What are markets rooting for? The conventional wisdom is that the best possible outcome for stocks is a split outcome. Gridlock, the thinking goes, is a kind of stability. But that’s not the full story.

Looking at average S&P 500 returns since 1933, gains have been greater under a Democratic president with a split Congress than under a Republican president with a split Congress, according to RBC Capital Markets. A Republican sweep has coincided with greater returns than a Democratic sweep.

It’s not always the same answer. In the 2020 election, for example, some strategists saw a Democratic sweep as a potential profit driver because they thought a unified government could better aid the economic recovery from the pandemic. In a recent survey of analysts, most said a Republican sweep would be best for stocks, particularly in the energy and financial sectors.

Policies from both Harris and Trump could be negative for the stock market. A Harris win is seen as leading to more regulation and higher corporate taxes, while Trump vowed to stem immigration and increase tariffs, moves that could fuel higher inflation. “Since early this year our underlying election view has been that both candidate/party platforms are incrementally equity negative,” Scott Chronert, a strategist for Citigroup, wrote in a note to clients. A divided government could mean neither party’s plans fully come to fruition.

But gridlock can cause problems, too.
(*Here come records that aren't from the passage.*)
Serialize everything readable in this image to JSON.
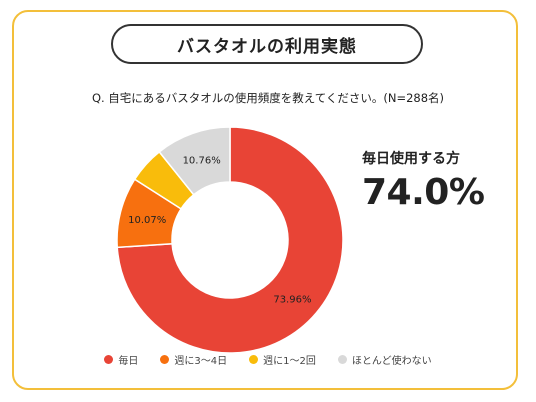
{
  "header": {
    "title": "バスタオルの利用実態",
    "question": "Q. 自宅にあるバスタオルの使用頻度を教えてください。(N=288名)"
  },
  "highlight": {
    "label": "毎日使用する方",
    "value": "74.0%"
  },
  "chart_data": {
    "type": "pie",
    "style": "donut",
    "categories": [
      "毎日",
      "週に3〜4日",
      "週に1〜2回",
      "ほとんど使わない"
    ],
    "values": [
      73.96,
      10.07,
      5.21,
      10.76
    ],
    "data_labels": [
      "73.96%",
      "10.07%",
      "",
      "10.76%"
    ],
    "colors": [
      "#e84436",
      "#f7700f",
      "#f9bc0b",
      "#d9d9d9"
    ],
    "legend_position": "bottom"
  }
}
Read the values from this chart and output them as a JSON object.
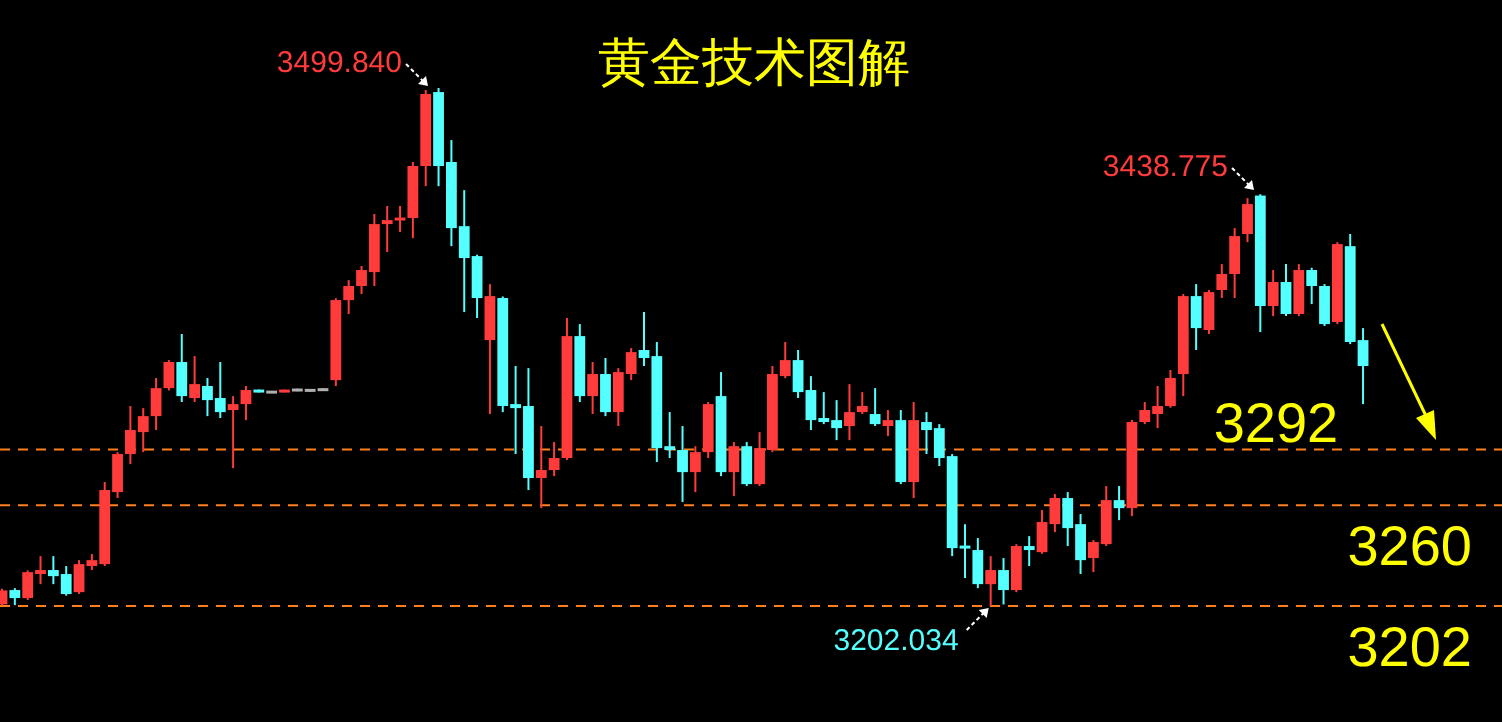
{
  "chart_data": {
    "type": "candlestick",
    "title": "黄金技术图解",
    "categories": [
      null,
      null,
      null,
      null,
      null,
      null,
      null,
      null,
      null,
      null,
      null,
      null,
      null,
      null,
      null,
      null,
      null,
      null,
      null,
      null,
      null,
      null,
      null,
      null,
      null,
      null,
      null,
      null,
      null,
      null,
      null,
      null,
      null,
      null,
      null,
      null,
      null,
      null,
      null,
      null,
      null,
      null,
      null,
      null,
      null,
      null,
      null,
      null,
      null,
      null,
      null,
      null,
      null,
      null,
      null,
      null,
      null,
      null,
      null,
      null,
      null,
      null,
      null,
      null,
      null,
      null,
      null,
      null,
      null,
      null,
      null,
      null,
      null,
      null,
      null,
      null,
      null,
      null,
      null,
      null,
      null,
      null,
      null,
      null,
      null,
      null,
      null,
      null,
      null,
      null,
      null,
      null,
      null,
      null,
      null,
      null,
      null,
      null,
      null,
      null,
      null,
      null,
      null,
      null,
      null,
      null,
      null
    ],
    "ohlc": [
      [
        3203,
        3212,
        3202.5,
        3211
      ],
      [
        3211.2,
        3212.3,
        3202.5,
        3206.6
      ],
      [
        3206.6,
        3222.5,
        3205.5,
        3221.5
      ],
      [
        3220.4,
        3230.7,
        3214.6,
        3222.7
      ],
      [
        3222.7,
        3230.7,
        3214.6,
        3219.2
      ],
      [
        3220.4,
        3225,
        3208,
        3208.9
      ],
      [
        3210,
        3228.4,
        3209,
        3226.1
      ],
      [
        3225,
        3231.9,
        3222.7,
        3228.4
      ],
      [
        3226.1,
        3273.3,
        3225,
        3268.7
      ],
      [
        3267.5,
        3290.5,
        3264.1,
        3289.4
      ],
      [
        3289.4,
        3317,
        3283.6,
        3303.2
      ],
      [
        3302,
        3315.8,
        3290.5,
        3311.2
      ],
      [
        3311.2,
        3333.1,
        3303.2,
        3327.3
      ],
      [
        3327.3,
        3343.4,
        3326,
        3342.3
      ],
      [
        3342.3,
        3358.4,
        3319.3,
        3322.7
      ],
      [
        3321.6,
        3345.7,
        3319.3,
        3329.6
      ],
      [
        3328.5,
        3333.1,
        3311.2,
        3320.4
      ],
      [
        3321.6,
        3342.3,
        3310.1,
        3313.5
      ],
      [
        3314.7,
        3322.7,
        3281.3,
        3318.1
      ],
      [
        3318.1,
        3328.5,
        3308.9,
        3326.2
      ],
      [
        3326.2,
        3326.5,
        3324.8,
        3325
      ],
      [
        3325,
        3325.5,
        3324.5,
        3325
      ],
      [
        3325,
        3326.5,
        3324.8,
        3326.2
      ],
      [
        3326.2,
        3327,
        3325.5,
        3326.2
      ],
      [
        3326,
        3326.8,
        3325.3,
        3326
      ],
      [
        3326.4,
        3327.2,
        3325.7,
        3326.4
      ],
      [
        3331.9,
        3379,
        3328.5,
        3377.9
      ],
      [
        3377.9,
        3389.4,
        3369.9,
        3386
      ],
      [
        3386,
        3397.5,
        3381.4,
        3395.2
      ],
      [
        3394,
        3427.4,
        3386,
        3421.6
      ],
      [
        3421.6,
        3432,
        3405.5,
        3423.9
      ],
      [
        3423.9,
        3432,
        3417,
        3425.1
      ],
      [
        3425.1,
        3457.3,
        3413.5,
        3455
      ],
      [
        3455,
        3498.7,
        3443.4,
        3496.4
      ],
      [
        3497.5,
        3499.84,
        3443.4,
        3455
      ],
      [
        3457.3,
        3469.9,
        3408.9,
        3419.3
      ],
      [
        3420.4,
        3441.1,
        3371,
        3402.1
      ],
      [
        3403.2,
        3404,
        3367.6,
        3379.1
      ],
      [
        3354.9,
        3387.1,
        3312.4,
        3380.2
      ],
      [
        3379.1,
        3380,
        3313.5,
        3317
      ],
      [
        3318.1,
        3340,
        3289.4,
        3315.8
      ],
      [
        3317,
        3338.8,
        3268.7,
        3275.6
      ],
      [
        3275.6,
        3305.5,
        3258.3,
        3280.2
      ],
      [
        3280.2,
        3296.3,
        3276.7,
        3287.1
      ],
      [
        3287.1,
        3367.6,
        3286,
        3357.2
      ],
      [
        3357.2,
        3364.1,
        3319.3,
        3322.7
      ],
      [
        3322.7,
        3342.3,
        3312.4,
        3335.4
      ],
      [
        3335.4,
        3344.6,
        3311.2,
        3313.5
      ],
      [
        3313.5,
        3338.8,
        3305.5,
        3336.5
      ],
      [
        3335.4,
        3350.3,
        3331.9,
        3348
      ],
      [
        3349.2,
        3371,
        3340,
        3344.6
      ],
      [
        3345.7,
        3353.8,
        3284.8,
        3292.8
      ],
      [
        3293.9,
        3313.5,
        3287.1,
        3291.7
      ],
      [
        3291.7,
        3305.5,
        3261.8,
        3279
      ],
      [
        3279,
        3293.9,
        3267.5,
        3290.5
      ],
      [
        3290.5,
        3319.3,
        3287.1,
        3318.1
      ],
      [
        3322.7,
        3336.5,
        3276.7,
        3279
      ],
      [
        3279,
        3296.3,
        3265.2,
        3293.9
      ],
      [
        3293.9,
        3296.3,
        3271,
        3272.1
      ],
      [
        3272.1,
        3302,
        3271,
        3292.8
      ],
      [
        3291.7,
        3340,
        3290.5,
        3335.4
      ],
      [
        3334.2,
        3353.8,
        3333,
        3343.4
      ],
      [
        3343.4,
        3349.2,
        3321.6,
        3325
      ],
      [
        3326.2,
        3334.2,
        3303.2,
        3308.9
      ],
      [
        3310.1,
        3325,
        3306.6,
        3307.8
      ],
      [
        3308.9,
        3320.4,
        3297.4,
        3304.3
      ],
      [
        3305.5,
        3329.6,
        3297.4,
        3313.5
      ],
      [
        3313.5,
        3325,
        3312.4,
        3317
      ],
      [
        3312.4,
        3327.3,
        3305.5,
        3306.6
      ],
      [
        3305.5,
        3314.7,
        3299.7,
        3308.9
      ],
      [
        3308.9,
        3314.7,
        3272.1,
        3273.3
      ],
      [
        3273.3,
        3319.3,
        3264.1,
        3308.9
      ],
      [
        3307.8,
        3313.5,
        3289.4,
        3303.2
      ],
      [
        3304.3,
        3306.6,
        3282.5,
        3287.1
      ],
      [
        3288.2,
        3289.4,
        3230.7,
        3235.3
      ],
      [
        3236.5,
        3249.1,
        3218.1,
        3235.3
      ],
      [
        3234.2,
        3241.1,
        3212.3,
        3214.6
      ],
      [
        3214.6,
        3230.7,
        3202.034,
        3222.7
      ],
      [
        3222.7,
        3229.6,
        3202.9,
        3211.2
      ],
      [
        3211.2,
        3237.6,
        3210,
        3236.5
      ],
      [
        3236.5,
        3242.2,
        3225,
        3234.2
      ],
      [
        3233,
        3257.2,
        3232,
        3250.3
      ],
      [
        3249.1,
        3266.4,
        3244.5,
        3264.1
      ],
      [
        3264.1,
        3267.5,
        3236.5,
        3246.8
      ],
      [
        3249.1,
        3254.9,
        3220.4,
        3228.4
      ],
      [
        3229.6,
        3239.9,
        3221.5,
        3238.8
      ],
      [
        3237.6,
        3271,
        3236.5,
        3262.9
      ],
      [
        3262.9,
        3271,
        3251.4,
        3258.3
      ],
      [
        3258.3,
        3309,
        3253.7,
        3307.8
      ],
      [
        3307.8,
        3319.3,
        3306.6,
        3314.7
      ],
      [
        3312.4,
        3328.5,
        3304.3,
        3317
      ],
      [
        3317,
        3337.7,
        3316,
        3333.1
      ],
      [
        3335.4,
        3381.4,
        3322.7,
        3380.2
      ],
      [
        3380.2,
        3387.1,
        3349.2,
        3361.8
      ],
      [
        3360.7,
        3383.7,
        3358.4,
        3382.5
      ],
      [
        3383.7,
        3398.6,
        3379.1,
        3392.9
      ],
      [
        3392.9,
        3419.3,
        3379.1,
        3414.7
      ],
      [
        3415.9,
        3436.5,
        3411.2,
        3433.1
      ],
      [
        3438,
        3438.775,
        3359.5,
        3374.5
      ],
      [
        3374.5,
        3395.2,
        3368.7,
        3388.3
      ],
      [
        3388.3,
        3398.6,
        3368.7,
        3369.9
      ],
      [
        3369.9,
        3398.6,
        3368.7,
        3395.2
      ],
      [
        3395.2,
        3396.5,
        3375.6,
        3386
      ],
      [
        3386,
        3387.1,
        3363,
        3364.1
      ],
      [
        3365.3,
        3411.2,
        3364.1,
        3410.1
      ],
      [
        3408.9,
        3415.9,
        3352.6,
        3353.8
      ],
      [
        3354.9,
        3361.8,
        3318.1,
        3340
      ]
    ],
    "ref_lines": [
      {
        "axis": "y",
        "value": 3292,
        "label": "3292",
        "color": "#ff7f1e",
        "line_style": "dashed"
      },
      {
        "axis": "y",
        "value": 3260,
        "label": "3260",
        "color": "#ff7f1e",
        "line_style": "dashed"
      },
      {
        "axis": "y",
        "value": 3202,
        "label": "3202",
        "color": "#ff7f1e",
        "line_style": "dashed"
      }
    ],
    "annotations": [
      "3499.840",
      "3438.775",
      {
        "text": "3202.034",
        "y": 3202.034
      }
    ]
  }
}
The debt ceiling, for example, expires on Jan. 1. If Congress fails to pass a new one, it could cause a government shutdown, which would be negative for markets. Neither candidate has said much about how he or she plans to tackle the $36 trillion national debt mountain, despite repeated calls by Wall Street C.E.O.s, including Jamie Dimon, that it’s unsustainable for long-term growth. And many tax cuts enacted during Trump’s first term are set to expire in 2025.

Stocks have tended to rise regardless of which party controls the government. If you had invested $1,000 in the S&P 500 at the start of the Eisenhower administration in 1953, and stayed in only under Republican presidents, you would now have $30,000, according to an analysis by the financial services firm Carson Group. If you had invested the same amount only under Democratic presidents, you’d now have $60,000. But by far the best bet would have been to stay invested the whole time, in which case you’d have almost $1.7 million.

“What matters more is how the economy, profits, inflation and Fed policy all line up,” the analysts wrote, “not who is in the White House.”

Quiz: stock performance by president

The president under which the S&P 500 has performed best since World War II?

Was it:

  • Ronald Reagan

  • Donald Trump

  • Bill Clinton

  • Barack Obama

The answer is Clinton. The S&P 500 gained 17 percent on an annualized basis, according to Deutsche Bank. Trump came in second with a 16 percent annualized return, and Obama and Reagan tied for third with a 15 percent annualized return.

Thanks for reading! We’ll see you Monday.